Medicamentos e Interferentes

  • Esforço físico intenso nas 24 horas anteriores pode causar proteinúria transitória de esforço e elevar a RPC
  • Febre e infecções agudas aumentam a permeabilidade glomerular transitoriamente
  • Infecção urinária ativa com piúria intensa pode elevar a proteína urinária por leucócitos e debris
  • Amostra muito diluída (densidade < 1005) reduz a concentração de creatinina e pode superestimar a RPC
  • Contaminação com sangue menstrual eleva proteínas de forma artefatual
  • Uso de contrastes iodados nefrotóxicos recentes pode elevar a RPC temporariamente
  • Grandes massas musculares (bodybuilders) aumentam a excreção de creatinina e reduzem artificialmente a RPC
  • Sarcopenia, caquexia e idosos têm excreção de creatinina reduzida, superestimando a RPC
  • Medicamentos que interferem na creatinina sérica (trimetoprima, cimetidina) podem afetar excreção urinária de creatinina

Contextos Clínicos Especiais

Diabéticos tipo 1 e tipo 2

A RPC (ou preferencialmente a RAC) deve ser realizada anualmente em todos os diabéticos, a partir do 5º ano de diagnóstico no DM tipo 1 e desde o diagnóstico no DM tipo 2. A presença de microalbuminúria (RAC 30-300 mg/g) indica nefropatia diabética incipiente e mandatoriamente deve ser tratada com IECA ou BRA, além de controle glicêmico e pressórico intensivo. RPC ≥ 0,5 mg/mg sugere nefropatia diabética franca com risco acelerado de progressão para insuficiência renal terminal.

Gestantes

Em gestantes com pressão arterial ≥ 140/90 mmHg após 20 semanas, a RPC é o exame de escolha para diagnóstico rápido de pré-eclâmpsia, substituindo a proteinúria de 24 horas em situações de urgência. RPC ≥ 0,3 mg/mg equivale a ≥ 300 mg de proteína em 24 horas — critério diagnóstico de pré-eclâmpsia.
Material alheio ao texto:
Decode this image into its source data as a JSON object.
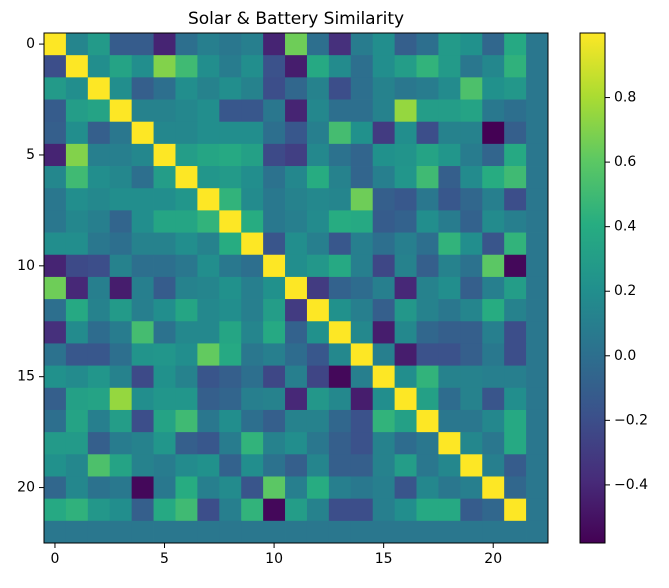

RPC ≥ 5,0 mg/mg associada a hipertensão grave define pré-eclâmpsia grave. O resultado deve ser interpretado em conjunto com plaquetas, transaminases, creatinina e ácido úrico.

Pacientes com LES

Em pacientes com lúpus eritematoso sistêmico, a RPC é monitorada regularmente para detecção de nefrite lúpica ativa. Aumento de RPC ≥ 0,5 mg/mg com sedimento urinário ativo (cilindros hemáticos, hematúria dismórfica) é indicação formal de biópsia renal para classificação histológica. A RPC também é usada para monitorar resposta à imunossupressão — queda progressiva da proteinúria indica remissão da nefrite lúpica.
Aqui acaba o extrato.